A new study has linked obesity in girls with greater chances of developing multiple sclerosis or another similar MS illness.
Researchers from the Kaiser Permanente Southern California Children’s health study reviewed body mass index (BMI) data from more than 900,000 children and found that 75 individuals in the group, between the ages of 2 and 18, were diagnosed with pediatric MS.
The surprising link was that over 50-percent were overweight or obese, and girls. The study concluded that a risk of MS is almost two times higher in moderately obese girls and a whopping four times higher for extremely obese girls.

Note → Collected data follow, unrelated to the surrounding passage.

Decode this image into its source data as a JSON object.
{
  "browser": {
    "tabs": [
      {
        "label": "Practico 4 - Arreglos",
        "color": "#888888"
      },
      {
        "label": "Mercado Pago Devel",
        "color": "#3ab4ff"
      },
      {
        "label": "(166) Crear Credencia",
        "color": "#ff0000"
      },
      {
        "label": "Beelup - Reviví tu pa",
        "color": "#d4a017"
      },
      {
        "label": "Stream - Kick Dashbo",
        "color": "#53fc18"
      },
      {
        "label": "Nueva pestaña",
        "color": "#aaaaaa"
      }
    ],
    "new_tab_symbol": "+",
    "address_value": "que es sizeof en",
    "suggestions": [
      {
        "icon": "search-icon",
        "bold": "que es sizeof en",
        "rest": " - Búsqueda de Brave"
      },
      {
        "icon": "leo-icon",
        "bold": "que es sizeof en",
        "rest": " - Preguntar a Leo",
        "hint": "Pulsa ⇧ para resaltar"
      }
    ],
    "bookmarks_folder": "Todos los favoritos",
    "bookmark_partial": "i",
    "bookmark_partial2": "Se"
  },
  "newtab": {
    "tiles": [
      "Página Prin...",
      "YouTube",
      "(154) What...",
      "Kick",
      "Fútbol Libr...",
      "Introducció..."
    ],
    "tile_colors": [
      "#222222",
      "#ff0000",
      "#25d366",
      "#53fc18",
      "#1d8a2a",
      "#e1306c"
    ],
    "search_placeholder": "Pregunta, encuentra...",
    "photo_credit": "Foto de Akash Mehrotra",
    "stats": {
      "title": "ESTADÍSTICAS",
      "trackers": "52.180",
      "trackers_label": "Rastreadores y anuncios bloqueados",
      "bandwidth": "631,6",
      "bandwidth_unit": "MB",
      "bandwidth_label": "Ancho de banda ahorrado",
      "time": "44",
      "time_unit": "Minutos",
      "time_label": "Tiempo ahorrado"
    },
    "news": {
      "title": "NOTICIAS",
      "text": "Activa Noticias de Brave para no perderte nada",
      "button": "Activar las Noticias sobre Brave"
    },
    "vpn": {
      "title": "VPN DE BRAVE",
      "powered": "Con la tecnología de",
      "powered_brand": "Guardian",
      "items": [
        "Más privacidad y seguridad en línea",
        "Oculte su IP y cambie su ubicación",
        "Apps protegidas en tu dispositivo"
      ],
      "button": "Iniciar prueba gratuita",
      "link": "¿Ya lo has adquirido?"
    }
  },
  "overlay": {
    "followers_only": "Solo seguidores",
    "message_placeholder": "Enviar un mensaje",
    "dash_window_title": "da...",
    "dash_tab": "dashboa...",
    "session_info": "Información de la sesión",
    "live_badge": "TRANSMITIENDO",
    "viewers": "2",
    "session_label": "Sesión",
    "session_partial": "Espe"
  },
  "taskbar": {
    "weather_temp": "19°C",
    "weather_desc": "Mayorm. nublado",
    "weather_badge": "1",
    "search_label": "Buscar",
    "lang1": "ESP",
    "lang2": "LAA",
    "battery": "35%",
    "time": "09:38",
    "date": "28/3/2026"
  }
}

MS is a chronic, debilitating disease that attacks the central nervous system and can see a patient wheelchair bound within as little as 5-years in extreme cases. And even though Dr. Tanuja Chitnis, a neurologist and pediatric MS specialist at Massachusetts General Hospital for Children, points out that a decade ago MS was not seen as a risk for children—studies such as this one support the fact that obesity is linked to MS development in kids, particularly girls.
“There are an increasing number of diseases associated with obesity… particularly early obesity and it’s an important risk factor to try to mitigate… do something about,” she says.
Dr. Annette Langer-Gould, a neurologist and regional MS expert for Kaiser Permanente in Southern California says that even though an underlying biological reason still has not been linked to obesity and MS in young girls, “the study findings support that fact that the rate of pediatric MS cases are likely to increase as the childhood obesity epidemic continues.”